Even American Pharoah's connections weren't sure it could be done – they only hoped it could. No one was more deeply experienced in Triple Crowns, or in Triple Crown disappointment, than Baffert. He had been here three times before with a chance to sweep, with Silver Charm in 1997, Real Quiet in 1998 and War Emblem in 2002. On those occasions, he had been full of confidence. This time, every public statement was an attempt to manage expectations

"The horse is doing well," he said, "but we still have to get around there."

Baffert nursed his horse carefully all week; American Pharaoh's leg wraps looked rich and sumptuous enough for Cleopatra. On the afternoon of the race, their barn was pin-drop quiet and a semi-fortress. A phalanx of black Escalades formed a barrier in front of the barn and the green metal-siding doors were pulled tightly shut, to prevent cameras from disrupting the horse's peace. At other barns, doors stood open and activity was evident: laundry flapped on lines and grooms hosed down horses. But at American Pharaoh's barn, the only action was an occasional breeze ruffling the geraniums.

Gawkers stood outside staring at nothing much, catching an occasional glimpse of a stablehand walking a brown-faced creature in a slow circle.

As Espinoza said, "A lot of things can go wrong in a tenth of a second."

There just were so many numbers against the horse.
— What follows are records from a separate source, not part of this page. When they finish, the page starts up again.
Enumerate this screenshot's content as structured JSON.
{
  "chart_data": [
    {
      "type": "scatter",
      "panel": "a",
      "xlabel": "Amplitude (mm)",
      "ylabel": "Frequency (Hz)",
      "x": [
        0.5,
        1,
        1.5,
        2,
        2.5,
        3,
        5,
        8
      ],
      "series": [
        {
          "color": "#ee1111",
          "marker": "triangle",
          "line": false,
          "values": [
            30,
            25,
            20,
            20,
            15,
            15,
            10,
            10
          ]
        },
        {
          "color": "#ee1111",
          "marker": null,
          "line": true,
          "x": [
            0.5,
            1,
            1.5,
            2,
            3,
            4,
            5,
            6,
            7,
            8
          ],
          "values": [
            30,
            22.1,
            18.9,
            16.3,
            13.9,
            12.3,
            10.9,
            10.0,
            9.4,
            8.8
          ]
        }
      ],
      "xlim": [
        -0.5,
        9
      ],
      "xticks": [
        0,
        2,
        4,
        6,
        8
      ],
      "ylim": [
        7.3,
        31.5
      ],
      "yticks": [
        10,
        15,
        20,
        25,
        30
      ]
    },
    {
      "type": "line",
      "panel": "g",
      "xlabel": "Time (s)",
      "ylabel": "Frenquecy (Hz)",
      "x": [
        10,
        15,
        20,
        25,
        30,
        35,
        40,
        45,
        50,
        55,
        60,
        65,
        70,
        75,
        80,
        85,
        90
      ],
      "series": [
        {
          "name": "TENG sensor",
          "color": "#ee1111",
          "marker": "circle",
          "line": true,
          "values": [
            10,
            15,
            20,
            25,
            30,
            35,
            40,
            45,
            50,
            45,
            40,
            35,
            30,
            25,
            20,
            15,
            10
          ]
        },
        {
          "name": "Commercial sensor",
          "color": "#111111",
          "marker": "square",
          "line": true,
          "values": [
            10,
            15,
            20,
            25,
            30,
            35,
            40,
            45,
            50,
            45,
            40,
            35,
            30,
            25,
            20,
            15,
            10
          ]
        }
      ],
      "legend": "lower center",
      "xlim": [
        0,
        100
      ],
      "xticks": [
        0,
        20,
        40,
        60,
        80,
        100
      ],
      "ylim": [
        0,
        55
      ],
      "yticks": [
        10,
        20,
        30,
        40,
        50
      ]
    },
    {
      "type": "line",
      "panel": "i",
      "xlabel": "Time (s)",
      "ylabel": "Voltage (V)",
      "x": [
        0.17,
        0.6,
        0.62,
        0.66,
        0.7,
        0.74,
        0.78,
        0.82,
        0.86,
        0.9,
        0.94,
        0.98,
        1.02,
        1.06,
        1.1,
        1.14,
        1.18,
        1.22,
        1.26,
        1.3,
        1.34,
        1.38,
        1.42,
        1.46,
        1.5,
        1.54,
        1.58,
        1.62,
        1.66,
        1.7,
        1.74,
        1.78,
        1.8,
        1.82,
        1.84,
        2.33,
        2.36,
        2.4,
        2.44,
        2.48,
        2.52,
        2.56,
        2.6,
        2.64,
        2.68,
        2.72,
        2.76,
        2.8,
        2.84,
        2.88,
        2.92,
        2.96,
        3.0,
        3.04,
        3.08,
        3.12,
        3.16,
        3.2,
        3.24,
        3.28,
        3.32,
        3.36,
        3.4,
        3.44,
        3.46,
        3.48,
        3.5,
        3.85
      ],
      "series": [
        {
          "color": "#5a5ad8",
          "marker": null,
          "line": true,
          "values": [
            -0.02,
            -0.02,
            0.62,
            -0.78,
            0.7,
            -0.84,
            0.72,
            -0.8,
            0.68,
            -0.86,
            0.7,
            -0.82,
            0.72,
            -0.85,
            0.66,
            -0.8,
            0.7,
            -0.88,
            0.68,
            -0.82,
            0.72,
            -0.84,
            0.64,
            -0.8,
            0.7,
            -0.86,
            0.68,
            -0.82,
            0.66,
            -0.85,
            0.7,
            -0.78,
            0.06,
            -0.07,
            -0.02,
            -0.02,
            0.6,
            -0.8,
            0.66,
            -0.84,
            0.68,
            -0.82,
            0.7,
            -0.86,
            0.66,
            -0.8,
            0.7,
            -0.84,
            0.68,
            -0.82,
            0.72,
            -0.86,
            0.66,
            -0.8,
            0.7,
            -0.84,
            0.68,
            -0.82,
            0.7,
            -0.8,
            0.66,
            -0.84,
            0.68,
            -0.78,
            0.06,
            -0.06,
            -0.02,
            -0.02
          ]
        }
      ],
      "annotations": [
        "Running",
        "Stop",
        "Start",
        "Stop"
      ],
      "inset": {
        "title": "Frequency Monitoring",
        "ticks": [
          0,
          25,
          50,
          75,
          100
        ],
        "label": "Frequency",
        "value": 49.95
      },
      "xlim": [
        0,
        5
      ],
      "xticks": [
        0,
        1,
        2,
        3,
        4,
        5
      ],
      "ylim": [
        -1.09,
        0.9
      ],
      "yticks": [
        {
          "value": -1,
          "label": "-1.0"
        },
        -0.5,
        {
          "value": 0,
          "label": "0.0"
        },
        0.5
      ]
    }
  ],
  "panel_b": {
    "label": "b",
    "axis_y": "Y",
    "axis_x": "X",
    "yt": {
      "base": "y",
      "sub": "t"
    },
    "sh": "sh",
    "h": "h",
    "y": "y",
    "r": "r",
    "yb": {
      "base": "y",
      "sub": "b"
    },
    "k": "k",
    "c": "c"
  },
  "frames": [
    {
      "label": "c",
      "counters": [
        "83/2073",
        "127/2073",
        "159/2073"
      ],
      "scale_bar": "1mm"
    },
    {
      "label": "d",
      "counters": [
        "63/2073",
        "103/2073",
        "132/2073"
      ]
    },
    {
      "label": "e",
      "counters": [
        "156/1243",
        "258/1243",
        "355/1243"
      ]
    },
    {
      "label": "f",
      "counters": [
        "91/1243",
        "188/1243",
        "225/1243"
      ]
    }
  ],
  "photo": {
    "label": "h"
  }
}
American Pharoah was racing for the fourth time in eight weeks, whereas the last nine Belmont winners had not run in the Preakness. And he was untested over the deep sandy bottom of the Belmont track.

"We'll just get him ready, and if he's great, he'll get it done," Baffert said, almost shrugging.

Baffert thought he had great horses before – and he wasn't wrong. But how to tell the indefinable difference between a great horse and an all-time immortal who belongs in the select group of 11 Triple Crown winners? All American Pharoah's people knew was that the horse had an "It" factor.

According to Espinoza, what gave them all belief was the ease of his stride, "The way he moves," Espinoza said. "It really don't feel like he goes fast. It feels like slow motion, but he's passing other horses."

As post time approached, the sense of occasion steadily built and maybe American Pharoah sensed it, despite Baffert's efforts to keep him quiet. If nothing else, surely the horse could smell the commotion. The air was a mix of Macanudo cigar smoke, grill fumes, mustard and spirits, along with sweet hay and other things that ferment at a track.

He was cool in the paddock, still as a statue. Baffert studied him and told Espinoza: "He's ready. Go ahead and ride him with confidence." When he got on to the track he began to throw his head around and dodge sideways, even thrusting his mouth at the lead pony. He was antsy. His owner, Ahmed Zayat, turned to his wife. "Get ready to be the owner of the Triple Crown winner."

As they turned for home, Baffert prepared himself – he'd seen his horses lead only to be caught and passed before. But finally, here was the horse with the right build and stride and temperament to join the immortal 11 others. American Pharoah galloped into history. "It's a great name," Baffert said.